Meet Jill O’Donovan. In 1979, when she was only 8 years old, she was diagnosed with ovarian germ cell cancer, a disease in which cancer cells form in the egg cells of the ovary. She had a rare recurrence of the disease at the age of 26 and, at age 33, was diagnosed with carcinoid cancer, a slow growing neuroendocrine tumor, which she manages with monthly injections.
Today Jill is a germ cell cancer survivor, a carcinoid cancer thriver, and an active member of the Survivorship Council.
Here are a few questions we asked Jill about her cancer survivor story:
Q. What one word or phrase best describes what it feels like to be a cancer survivor?
Q. What is your proudest moment/accomplishment in life?
A. Getting up on the hard days.
Q. What advice would you give to a child with cancer?

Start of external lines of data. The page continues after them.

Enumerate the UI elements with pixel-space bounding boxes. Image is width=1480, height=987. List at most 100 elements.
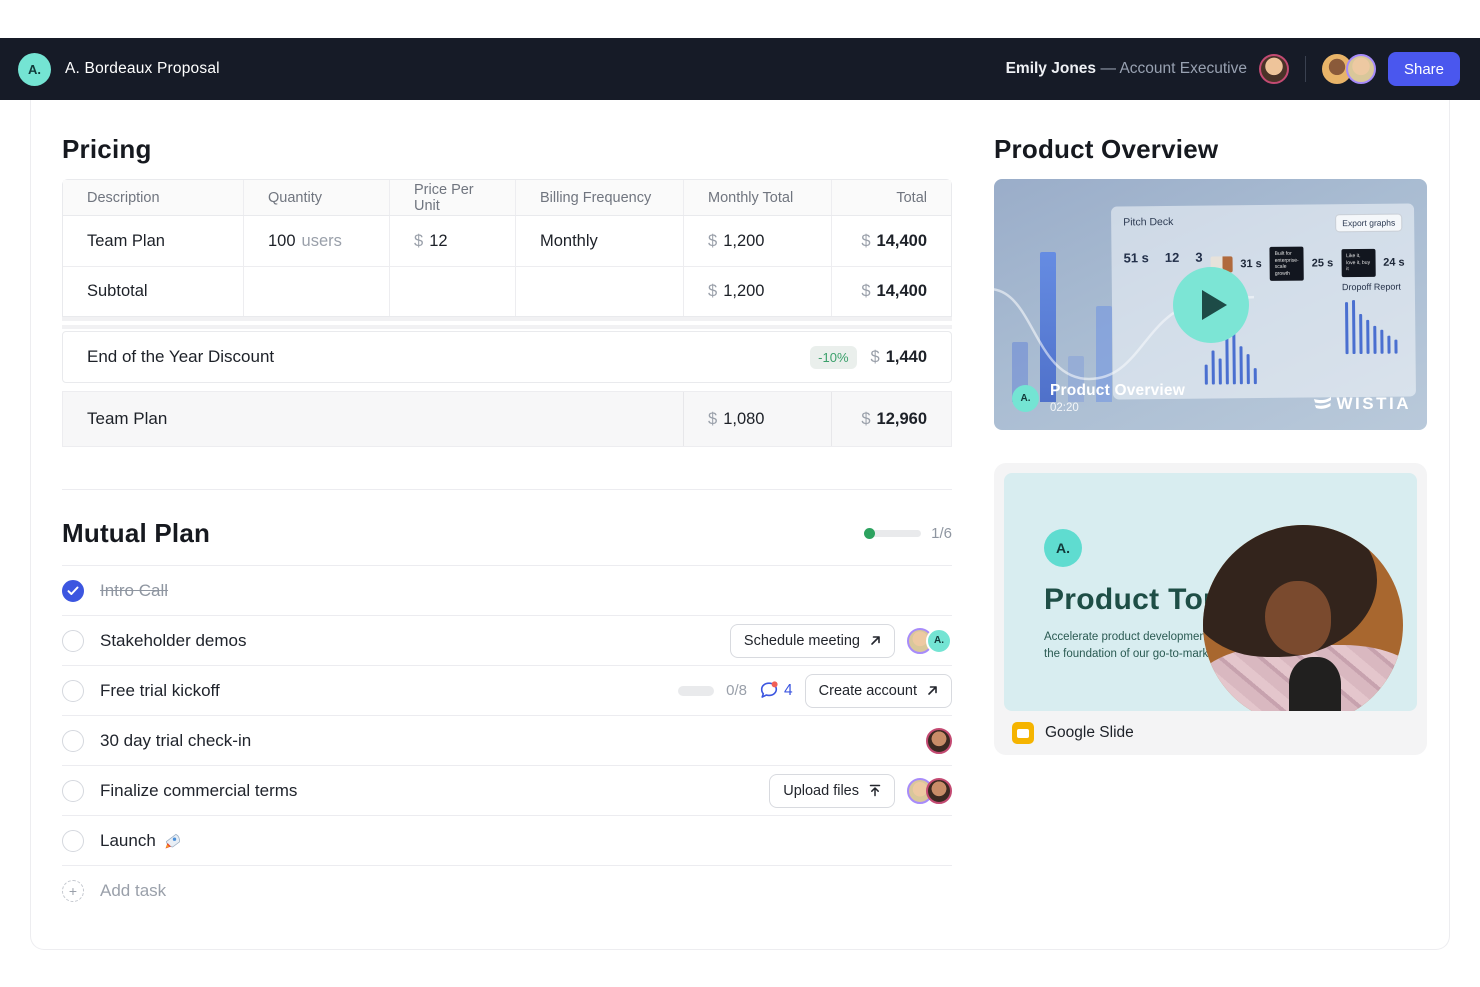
cell-billing	[515, 267, 683, 316]
google-slide-row[interactable]: Google Slide	[1004, 711, 1417, 746]
thumbnail-screen-title: Pitch Deck	[1123, 216, 1173, 229]
stat-value: 12	[1165, 250, 1180, 265]
section-time: 31 s	[1240, 258, 1262, 270]
table-row: Subtotal $1,200 $14,400	[63, 266, 951, 316]
product-tour-slide[interactable]: A. Product Tour Accelerate product devel…	[1004, 473, 1417, 711]
schedule-meeting-button[interactable]: Schedule meeting	[730, 624, 895, 658]
photo-face	[1265, 581, 1331, 655]
add-task-label: Add task	[100, 881, 166, 901]
avatar-initial: A.	[1021, 393, 1031, 404]
video-title: Product Overview	[1050, 382, 1185, 400]
task-assignees[interactable]	[926, 728, 952, 754]
summary-total: $12,960	[831, 392, 951, 446]
avatar[interactable]	[926, 778, 952, 804]
collaborator-avatar[interactable]	[1346, 54, 1376, 84]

A. When I was going through treatment, my dad (an airline pilot) and had a bumper sticker on his suitcase that had a picture of a cartoon frog giving the thumbs up sign and said “Keep on Froggin’!” I didn’t really understand then (or now) what that means so I made it my own saying for taking one day at a time with a smile. Many, many, many years later it still works!
Q. What advice would you give to a parent/family member of someone with cancer?
A. Worry is pointless and quality counts. Spend energy on the good stuff.
After a 20 year career as a successful attorney in Chicago, Jill recently decided to start a second career serving the public good by joining the YWCA Metropolitan Chicago as Director of Strategic Initiatives.
“I’ve enjoyed volunteering with organizations like CureSearch and YWCA over the years and always thought I’d make a move to the nonprofit arena closer to retirement. However, I was fortunate to have this opportunity present itself about two decades early and decided to take the plunge!”
Jill is proof that strength and a positive outlook can overcome even the toughest of situations. She is an inspiration to every childhood cancer survivor, and a reason why we continue to fight to end children’s cancer.